You can find me in the flower fields of the Netherlands, or just out in your backyard. 

 I inhabit a scent so vibrant not even the pollinating bees can grasp. 

Warda is my label and it shall be said with respect and appreciation. 

A name so delicate, strong, and free is often confused with such a vulgar word. “TERRORIST”. 

Now every time I hear that word I get a rush in my body that only occurs when I hear that word.  When I hear “TERRORIST” I feel as though I have lost a piece of me.  That bitter word is toxic to my roots, each time it is said one of my petals decay. Thou shall never be mistaken that after I lose a soft petal I am left with a bud that replenishes itself much stronger than the previous.  


Ter·ror·ist- A word you use to describe someone who uses unlawful violence. A word I use to describe Steven Paddock, some may use “lone wolf” but wolves travel in packs and have morals. Steven was traveling with rifles and nothing but his sick mindset.   


Terrorists are people who participated in the act of terror in Manchester, and London. Don’t you dare get that mixed up with my fellow Muslims.  

 A few hear the word Muslim and their faces flush with fear. 

Though it should be, when the word is said your mind is infused with Culture, Acceptance, Love, Equality, Struggle, and strength. 

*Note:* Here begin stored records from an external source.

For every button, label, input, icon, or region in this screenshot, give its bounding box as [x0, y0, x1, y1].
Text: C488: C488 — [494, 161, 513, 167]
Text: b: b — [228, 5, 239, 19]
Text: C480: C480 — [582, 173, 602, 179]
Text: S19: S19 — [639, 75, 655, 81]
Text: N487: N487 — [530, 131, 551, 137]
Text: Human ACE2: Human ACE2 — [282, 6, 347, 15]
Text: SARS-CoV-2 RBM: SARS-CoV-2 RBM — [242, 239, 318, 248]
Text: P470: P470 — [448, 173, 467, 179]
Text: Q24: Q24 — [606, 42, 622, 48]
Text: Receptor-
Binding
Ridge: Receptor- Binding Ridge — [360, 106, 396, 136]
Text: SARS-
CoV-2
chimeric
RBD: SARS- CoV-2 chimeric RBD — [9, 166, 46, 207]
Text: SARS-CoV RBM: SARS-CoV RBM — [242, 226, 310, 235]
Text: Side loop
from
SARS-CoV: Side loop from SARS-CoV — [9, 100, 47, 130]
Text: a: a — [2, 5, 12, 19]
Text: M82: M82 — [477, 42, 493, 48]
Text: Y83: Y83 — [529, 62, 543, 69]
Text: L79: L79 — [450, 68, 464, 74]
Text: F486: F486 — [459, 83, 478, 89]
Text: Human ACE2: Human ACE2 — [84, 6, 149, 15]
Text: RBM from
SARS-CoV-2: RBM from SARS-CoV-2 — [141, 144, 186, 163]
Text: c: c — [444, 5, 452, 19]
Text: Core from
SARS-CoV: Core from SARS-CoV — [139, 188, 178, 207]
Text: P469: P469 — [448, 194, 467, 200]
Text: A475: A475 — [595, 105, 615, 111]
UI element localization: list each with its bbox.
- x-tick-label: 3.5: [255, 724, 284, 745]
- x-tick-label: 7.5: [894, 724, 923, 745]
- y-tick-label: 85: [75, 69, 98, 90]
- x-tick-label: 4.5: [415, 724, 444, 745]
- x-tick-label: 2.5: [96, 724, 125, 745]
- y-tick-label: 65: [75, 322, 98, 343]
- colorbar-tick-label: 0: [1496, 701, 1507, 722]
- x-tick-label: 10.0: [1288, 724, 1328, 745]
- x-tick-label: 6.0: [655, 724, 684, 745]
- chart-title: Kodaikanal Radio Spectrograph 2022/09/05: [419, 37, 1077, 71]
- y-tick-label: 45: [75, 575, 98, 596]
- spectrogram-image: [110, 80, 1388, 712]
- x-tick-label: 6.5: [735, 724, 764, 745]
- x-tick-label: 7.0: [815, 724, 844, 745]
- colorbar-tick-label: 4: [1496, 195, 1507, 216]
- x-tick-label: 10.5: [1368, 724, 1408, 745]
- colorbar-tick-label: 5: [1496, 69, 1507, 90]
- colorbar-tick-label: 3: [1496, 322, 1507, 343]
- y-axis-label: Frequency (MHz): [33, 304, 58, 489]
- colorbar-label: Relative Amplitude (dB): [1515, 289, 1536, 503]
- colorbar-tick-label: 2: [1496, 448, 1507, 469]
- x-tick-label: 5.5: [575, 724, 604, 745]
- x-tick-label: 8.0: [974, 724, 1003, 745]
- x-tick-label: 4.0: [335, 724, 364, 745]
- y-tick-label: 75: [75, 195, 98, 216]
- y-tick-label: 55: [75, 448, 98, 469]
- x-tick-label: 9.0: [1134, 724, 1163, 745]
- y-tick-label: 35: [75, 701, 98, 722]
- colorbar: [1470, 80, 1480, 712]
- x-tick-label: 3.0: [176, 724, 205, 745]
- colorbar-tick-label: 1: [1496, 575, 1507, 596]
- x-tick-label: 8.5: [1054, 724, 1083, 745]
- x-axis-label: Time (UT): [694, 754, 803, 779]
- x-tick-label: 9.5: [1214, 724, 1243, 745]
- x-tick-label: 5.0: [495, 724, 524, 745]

To all my fellow buds of joy; 

Carry on with your beauty because what you have to offer shouldn’t be diminished by the chaos in the media.  

Beauty is your authentic name; Asiya, Ayesha, Zeynab- 

It is the way you wear that hijab so modestly.  



That is my name. 

Warda Sheikh, is a 16 year old Somali girl born and raised in Toronto. Growing up, she has always had passion for writing. Short stories, rants, and poetry are her favourite way to releasing all her emotions and thoughts. Warda formulates pieces because of the way society makes her feel. Pieces about being black, woman, Muslims, and culture, are her specialties. She is an aspiring writer, and is well on her way to having her work recognized by the world.